Scout was surprised when people at school began to tease her because her father was defending a black man.
“Do you defend niggers, Atticus?” I asked him that evening.
“Of course I do. Don’t say nigger, Scout. That’s common.”
“‘s what everybody at school says.”
“From now on it’ll be everybody less one—”
“Well if you don’t want me to grow up talkin‘ that way, why do you send me to school?” (Ch. 9)
For Scout, racism was a mystery. Scout had limited understanding of class too, asking Atticus if they were poor. She complained when Walter Cunningham ate his food differently, but she also explained to the teacher that she couldn’t lend the students money they couldn’t pay back. It was a matter of determining how things worked.
Scout’s education in racism mostly resulted from watching people’s reactions to what her father did. She didn’t understand why others considered it wrong to defend Tom Robinson. She was offended by her cousin Francis when he insulted Atticus.
During the trial, Scout watched with limited understanding. Dill, who was about the same age, had a physical reaction to what he saw. He was so horrified at the blatant racism and how Mr. Gilmer treated Tom Robinson that he had to be taken from the courtroom. For Scout, this was another lesson in race.
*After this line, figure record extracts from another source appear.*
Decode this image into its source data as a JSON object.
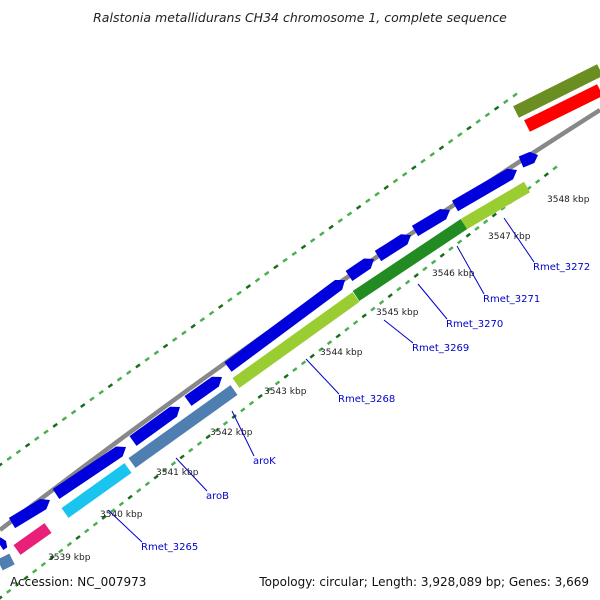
{
  "title": "Ralstonia metallidurans CH34 chromosome 1, complete sequence",
  "footer": {
    "accession": "Accession: NC_007973",
    "summary": "Topology: circular; Length: 3,928,089 bp; Genes: 3,669"
  },
  "ticks": [
    "3539 kbp",
    "3540 kbp",
    "3541 kbp",
    "3542 kbp",
    "3543 kbp",
    "3544 kbp",
    "3545 kbp",
    "3546 kbp",
    "3547 kbp",
    "3548 kbp"
  ],
  "gene_labels": [
    "Rmet_3265",
    "aroB",
    "aroK",
    "Rmet_3268",
    "Rmet_3269",
    "Rmet_3270",
    "Rmet_3271",
    "Rmet_3272"
  ],
  "colors": {
    "backbone": "#888888",
    "forward_cds": "#0000dd",
    "dots_dark": "#1a6e1a",
    "dots_light": "#4caf50",
    "label": "#0000cc",
    "olive": "#6b8e23",
    "red": "#ff0000",
    "magenta": "#e8207a",
    "cyan": "#19c4ef",
    "steelblue": "#4f7fb0",
    "lime": "#9acd32",
    "green": "#228b22"
  }
}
Jem, who was definitely older and more experienced, was actually more naïve about racism before and during the trial. Although he explained to Scout that different types of people were treated differently, he still held out hope that Tom Robinson would get a fair trial.
“… I’ve thought about it a lot lately and I’ve got it figured out. There’s four kinds of folks in the world. There’s the ordinary kind like us and the neighbors, there’s the kind like the Cunninghams out in the woods, the kind like the Ewells down at the dump, and the Negroes.” (Ch. 23)
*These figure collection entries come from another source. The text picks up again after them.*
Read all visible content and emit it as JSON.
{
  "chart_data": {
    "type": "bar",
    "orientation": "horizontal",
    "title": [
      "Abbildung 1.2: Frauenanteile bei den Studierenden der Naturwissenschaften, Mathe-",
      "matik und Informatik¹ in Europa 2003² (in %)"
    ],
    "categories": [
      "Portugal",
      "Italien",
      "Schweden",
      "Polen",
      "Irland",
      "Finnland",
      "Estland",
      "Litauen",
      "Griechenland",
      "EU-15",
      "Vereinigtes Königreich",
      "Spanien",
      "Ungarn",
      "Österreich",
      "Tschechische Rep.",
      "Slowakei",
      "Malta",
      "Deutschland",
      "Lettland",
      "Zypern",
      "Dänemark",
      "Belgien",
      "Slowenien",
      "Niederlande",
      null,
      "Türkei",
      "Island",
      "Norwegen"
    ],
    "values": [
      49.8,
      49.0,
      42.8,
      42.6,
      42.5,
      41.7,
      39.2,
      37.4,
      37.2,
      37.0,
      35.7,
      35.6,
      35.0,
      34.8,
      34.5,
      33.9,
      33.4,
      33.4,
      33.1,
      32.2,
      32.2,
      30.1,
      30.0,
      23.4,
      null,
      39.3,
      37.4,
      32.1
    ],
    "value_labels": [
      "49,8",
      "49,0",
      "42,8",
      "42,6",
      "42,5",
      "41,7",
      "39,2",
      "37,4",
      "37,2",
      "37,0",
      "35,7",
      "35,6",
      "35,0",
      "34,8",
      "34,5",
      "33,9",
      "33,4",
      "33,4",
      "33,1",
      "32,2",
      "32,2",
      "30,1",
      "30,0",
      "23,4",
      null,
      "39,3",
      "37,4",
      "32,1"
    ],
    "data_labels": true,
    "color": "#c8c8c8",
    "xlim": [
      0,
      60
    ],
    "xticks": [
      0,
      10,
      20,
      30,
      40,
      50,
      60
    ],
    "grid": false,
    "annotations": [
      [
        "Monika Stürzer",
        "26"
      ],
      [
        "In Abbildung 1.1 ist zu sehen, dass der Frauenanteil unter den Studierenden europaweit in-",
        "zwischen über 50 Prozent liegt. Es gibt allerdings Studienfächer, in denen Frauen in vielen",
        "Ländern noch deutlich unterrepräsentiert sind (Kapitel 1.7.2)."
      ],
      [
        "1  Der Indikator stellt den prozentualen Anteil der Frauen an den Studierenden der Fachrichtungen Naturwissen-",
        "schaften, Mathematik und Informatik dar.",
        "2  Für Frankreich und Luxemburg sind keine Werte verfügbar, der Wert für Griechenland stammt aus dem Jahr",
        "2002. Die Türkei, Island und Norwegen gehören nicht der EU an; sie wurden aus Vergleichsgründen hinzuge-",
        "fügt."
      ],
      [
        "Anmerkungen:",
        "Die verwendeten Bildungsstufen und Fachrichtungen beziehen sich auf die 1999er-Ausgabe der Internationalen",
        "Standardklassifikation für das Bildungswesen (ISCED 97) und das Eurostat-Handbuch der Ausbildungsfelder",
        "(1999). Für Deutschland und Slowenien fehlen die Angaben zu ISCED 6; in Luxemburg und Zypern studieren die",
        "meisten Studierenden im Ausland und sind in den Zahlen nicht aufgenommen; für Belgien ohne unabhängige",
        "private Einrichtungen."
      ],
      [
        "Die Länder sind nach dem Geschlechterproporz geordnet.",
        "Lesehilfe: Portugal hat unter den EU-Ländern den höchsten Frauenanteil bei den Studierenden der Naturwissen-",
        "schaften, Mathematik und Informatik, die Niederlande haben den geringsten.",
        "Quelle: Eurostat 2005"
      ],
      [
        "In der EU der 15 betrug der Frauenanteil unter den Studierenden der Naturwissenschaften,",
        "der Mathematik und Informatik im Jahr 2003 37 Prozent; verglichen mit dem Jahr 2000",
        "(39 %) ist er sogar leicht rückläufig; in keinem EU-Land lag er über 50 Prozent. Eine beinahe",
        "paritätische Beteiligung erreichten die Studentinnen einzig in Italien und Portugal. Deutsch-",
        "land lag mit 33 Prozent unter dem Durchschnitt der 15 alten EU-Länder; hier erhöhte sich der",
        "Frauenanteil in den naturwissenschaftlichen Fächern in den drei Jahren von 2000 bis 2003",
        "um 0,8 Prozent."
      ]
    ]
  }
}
Jem really believed that Tom Robinson was going to be acquitted. He believed in justice. Scout, though younger, believed that Jem was counting chickens. She was not convinced that her father had proven Tom innocent. This was not a result of Scout being racist. She was just trying to understand the world around her.
Throughout the course of the book, Scout gets an education is race and class relations. She is aware on some level that the world is not fair. She knows, for example, that the ladies who meet in Aunt Alexandra's missionary circle are hypocrites, claiming to care about children in Africa while they turn their backs on needy African Americans in their own city.